On June 1st Coffey posted a photo on Facebook of two soldiers fighting in combat. His words that accompanied the photo were, “As I see post after post about Bruce Jenner’s transition to a woman, and I hear words like bravery, heroism, and courage, just thought I’d remind all of us what real American courage, heroism, and bravery looks like!”
I started seeing people share this on all arenas of social media. It made my blood boil. This cisgender man who seemingly has not dealt with any issues close to what Jenner has dealt with felt he should call her not brave. Who are those people to decide what bravery is? Why can’t bravery shine through in multiple places?
A friend of mine pointed out that the simple definition of bravery is the quality that allows someone to do things that are dangerous or frightening.

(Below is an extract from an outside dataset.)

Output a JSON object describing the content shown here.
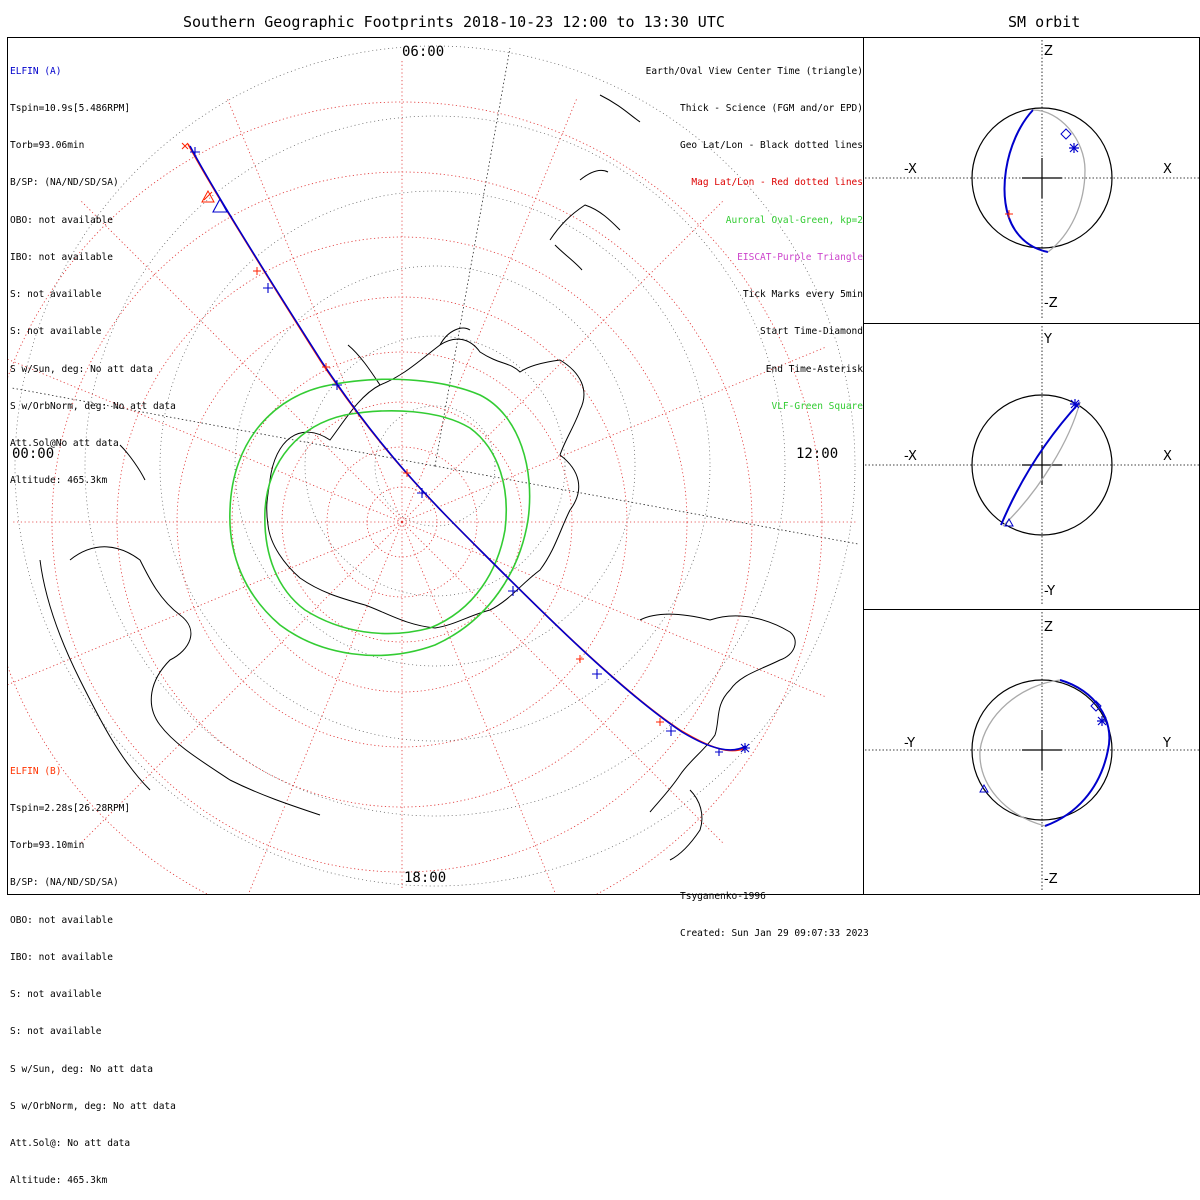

In that definition there is nothing about occupation, gender, etc. that dictates just what bravery is. Is fighting for your country brave? Yes. Is coming out as transgender in a society that still shames this title brave? A society that still allows transgender women to be one of the most vulnerably affected by violence. A society that still uses harmful language to talk about Caitlyn Jenner. A society that discredits this experience by saying Caitlyn is not brave. Yes yes yes.
Bravery looks different to different people.
The next day Coffey learned something surprising about this photo. Coffey said he chose that photo after a quick Google search. But he soon learned that the photo was from a documentary that was created by a man who was beaten for being a cross-dresser. Talk about irony. I thank Coffey for admitting this find; some may even call him brave for that.
I hope that Coffey and all of us can learn from this incredible moment in history. Hate fuels hate. Love and understanding leads to more love and further understanding. And most importantly there are many ways to be brave.